Voeg hieraan toe wat wij in het leerstellige deel van § 11 tot § 15 gezegd hebben. 

Het nut hiervan

Die heerlijkheid en die gelukzaligheid nu stelt de aanneming tot kinderen ons voor, met het doel dat wij:

  • De grootheid van de Goddelijke liefde beschouwen en ons daarover verwonderen zouden: ‘Ziet, hoe grote’, hoedanige ‘liefde’, evenals de uitgestrektheid van Zijn genade, waardoor Hij aan degenen die het onwaardig zijn, die het niet verdiend hebben, ja, die het tegendeel verdiend hebben, van nature kinderen des toorns, de waardigheid van de aanneming tot kinderen δέδωκεν, ‘gegeven’, ‘geschonken’, heeft (1 Joh. 3:1; vgl.

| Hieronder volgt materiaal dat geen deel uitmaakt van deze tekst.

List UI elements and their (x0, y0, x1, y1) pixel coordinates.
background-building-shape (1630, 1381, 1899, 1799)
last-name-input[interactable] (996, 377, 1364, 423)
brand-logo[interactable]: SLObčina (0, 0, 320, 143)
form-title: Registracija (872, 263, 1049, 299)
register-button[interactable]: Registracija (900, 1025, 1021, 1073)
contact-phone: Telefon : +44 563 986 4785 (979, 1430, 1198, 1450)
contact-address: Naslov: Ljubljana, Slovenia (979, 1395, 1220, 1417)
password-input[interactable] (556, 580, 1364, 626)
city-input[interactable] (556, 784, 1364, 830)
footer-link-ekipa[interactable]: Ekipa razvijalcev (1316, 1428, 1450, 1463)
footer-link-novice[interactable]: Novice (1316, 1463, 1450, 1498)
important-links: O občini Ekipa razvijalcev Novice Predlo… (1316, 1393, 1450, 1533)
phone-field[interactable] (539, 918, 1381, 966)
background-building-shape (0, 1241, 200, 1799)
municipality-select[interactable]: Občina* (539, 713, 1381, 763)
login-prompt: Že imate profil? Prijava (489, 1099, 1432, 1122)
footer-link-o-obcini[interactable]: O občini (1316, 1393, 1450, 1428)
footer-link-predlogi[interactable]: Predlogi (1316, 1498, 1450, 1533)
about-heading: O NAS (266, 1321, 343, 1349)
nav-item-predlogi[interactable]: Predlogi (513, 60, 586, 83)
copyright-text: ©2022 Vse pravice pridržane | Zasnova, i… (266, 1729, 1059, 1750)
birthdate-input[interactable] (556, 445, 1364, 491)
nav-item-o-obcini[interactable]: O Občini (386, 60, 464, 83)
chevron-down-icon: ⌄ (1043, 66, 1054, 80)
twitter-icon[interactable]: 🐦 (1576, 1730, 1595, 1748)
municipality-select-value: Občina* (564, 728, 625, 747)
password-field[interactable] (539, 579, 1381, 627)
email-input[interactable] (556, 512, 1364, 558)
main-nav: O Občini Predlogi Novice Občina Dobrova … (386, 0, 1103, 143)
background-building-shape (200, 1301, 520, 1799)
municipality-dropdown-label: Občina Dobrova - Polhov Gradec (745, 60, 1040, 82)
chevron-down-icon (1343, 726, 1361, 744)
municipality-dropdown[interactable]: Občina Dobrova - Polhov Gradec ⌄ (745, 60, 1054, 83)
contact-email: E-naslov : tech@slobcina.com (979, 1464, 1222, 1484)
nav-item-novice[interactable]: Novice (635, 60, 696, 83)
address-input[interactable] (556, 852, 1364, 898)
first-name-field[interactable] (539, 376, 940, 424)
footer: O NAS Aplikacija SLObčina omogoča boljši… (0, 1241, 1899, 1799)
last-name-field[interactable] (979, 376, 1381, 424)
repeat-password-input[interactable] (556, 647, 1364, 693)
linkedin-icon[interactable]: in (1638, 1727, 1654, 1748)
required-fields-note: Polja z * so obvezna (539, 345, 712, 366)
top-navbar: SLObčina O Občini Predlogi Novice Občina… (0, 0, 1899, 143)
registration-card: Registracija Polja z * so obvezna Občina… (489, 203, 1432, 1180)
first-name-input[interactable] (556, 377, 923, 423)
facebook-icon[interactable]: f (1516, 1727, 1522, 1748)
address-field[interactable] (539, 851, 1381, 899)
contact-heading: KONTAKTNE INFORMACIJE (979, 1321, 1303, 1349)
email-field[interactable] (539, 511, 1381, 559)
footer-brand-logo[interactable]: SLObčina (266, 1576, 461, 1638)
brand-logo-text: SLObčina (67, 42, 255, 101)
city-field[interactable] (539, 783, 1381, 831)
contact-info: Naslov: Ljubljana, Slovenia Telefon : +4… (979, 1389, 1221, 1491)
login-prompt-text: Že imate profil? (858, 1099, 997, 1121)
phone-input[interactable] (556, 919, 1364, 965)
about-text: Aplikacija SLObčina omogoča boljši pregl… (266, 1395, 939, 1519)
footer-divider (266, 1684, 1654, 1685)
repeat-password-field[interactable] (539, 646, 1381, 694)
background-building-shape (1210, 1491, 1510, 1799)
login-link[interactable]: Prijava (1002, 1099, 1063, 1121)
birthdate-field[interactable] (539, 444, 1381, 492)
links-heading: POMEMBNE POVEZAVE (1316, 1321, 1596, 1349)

Rom. 5:8; Joh. 3:16). 

  • Die en andere deugden van onze Vader zouden verkondigen (Matth. 5:16, vgl. met 1 Petr. 2:9; Mal. 1:6). 

  • Onszelf daarmee zouden gelukwensen: ‘Wij zijn ... kinderen Gods’ (1 Joh. 3:2), en anderen ook (Ef. 2:19), en ons daarin zouden verblijden (Luk. 10:20) met een onuitsprekelijke en heerlijke vreugde (1 Petr. 1:8).

  • Ons niet als kinderen van de duivel en als slaven van deze wereld zouden gedragen, maar als kinderen van de allerhoogste God (Luk. 6:35; Kol. 3:1).

  • Ondertussen ons zorgvuldig zouden wachten dat wij onszelf niet verheffen, opgeblazen door een zo grote heerlijkheid. Vergelijk Matthéüs 3:9: ‘En meent niet [μὴ δόξητε] bij uzelven te zeggen: Wij hebben Abraham tot een vader’, met 2 Korinthe 12:7. En als wij beslist moeten roemen, laten wij niet anders roemen dan ‘in den HEERE’ (Jer. 9:24), en in onze eigen ‘vernedering’ (Jak. 1:9,10).